Le second est la résurgence de la guerre froide dans le prolongement de la crise ukrainienne avec, à long terme, le risque d’un conflit de haute intensité en Europe de l’est entre l’OTAN et la Russie. Dans ce cas, la réaction de l’OTAN et de l’UE devrait être simple : il faudrait rétablir un effort de défense similaire à celui qui prévalait jusqu’à la Perestroïka et à la fin de la guerre froide. On reproche au Kremlin de moderniser ses forces armées, que l’on présente comme une menace de plus en plus palpable pour les Baltes, Polonais et Scandinaves. En bonne logique, un tel péril devrait signifier la mise en place d’un plan de réarmement massif faisant la part belle aux plateformes de combat lourdes, chars d’assaut, avions, hélicoptères et navires de combat.

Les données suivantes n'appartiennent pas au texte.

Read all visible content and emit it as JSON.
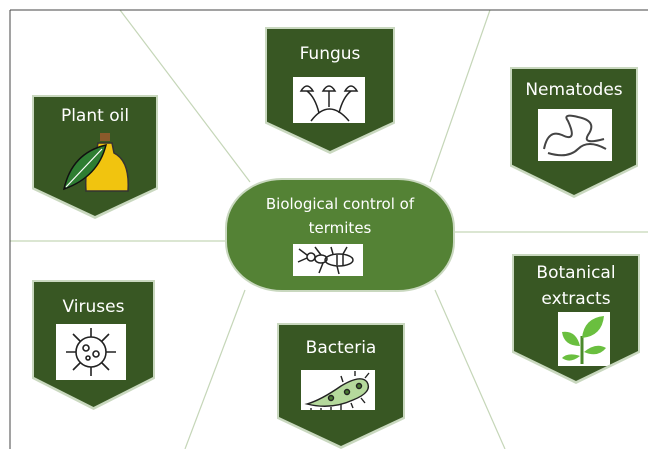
{
  "center": {
    "label": "Biological control of termites"
  },
  "nodes": [
    {
      "label": "Fungus"
    },
    {
      "label": "Nematodes"
    },
    {
      "label": "Plant oil"
    },
    {
      "label": "Viruses"
    },
    {
      "label": "Bacteria"
    },
    {
      "label": "Botanical extracts"
    }
  ]
}
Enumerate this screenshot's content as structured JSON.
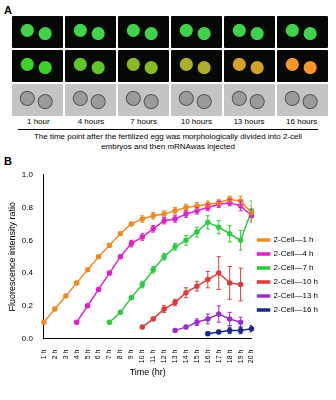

Or que constatons nous ? Au printemps 2014 l’Allemagne a annulé la commande d’une nouvelle tranche de 37 avions de combat Eurofighter, appareils qui auraient enfin été dotés d’une réelle capacité air-sol, cruciale en cas de conflit conventionnel en Europe. Les groupes de défense allemand et français Krauss-Maffei-Wegmann et Nexter, qui envisagent de fusionner, ont par ailleurs annoncé un projet de char lourd susceptible de rentrer en service en…2025-2030. Alors que les armées françaises et allemandes disposent d’un total de 600 chars d’assaut, dont la majorité ne sont pas opérationnels et dont le tiers est conservé sous cocon, il semble donc que les responsables politiques et militaires français et allemands ne croient guère à une agression russe… Entre les déclarations alarmistes et l’appréciation objective des faits, il y a de toute évidence un formidable écart à Paris comme à Berlin.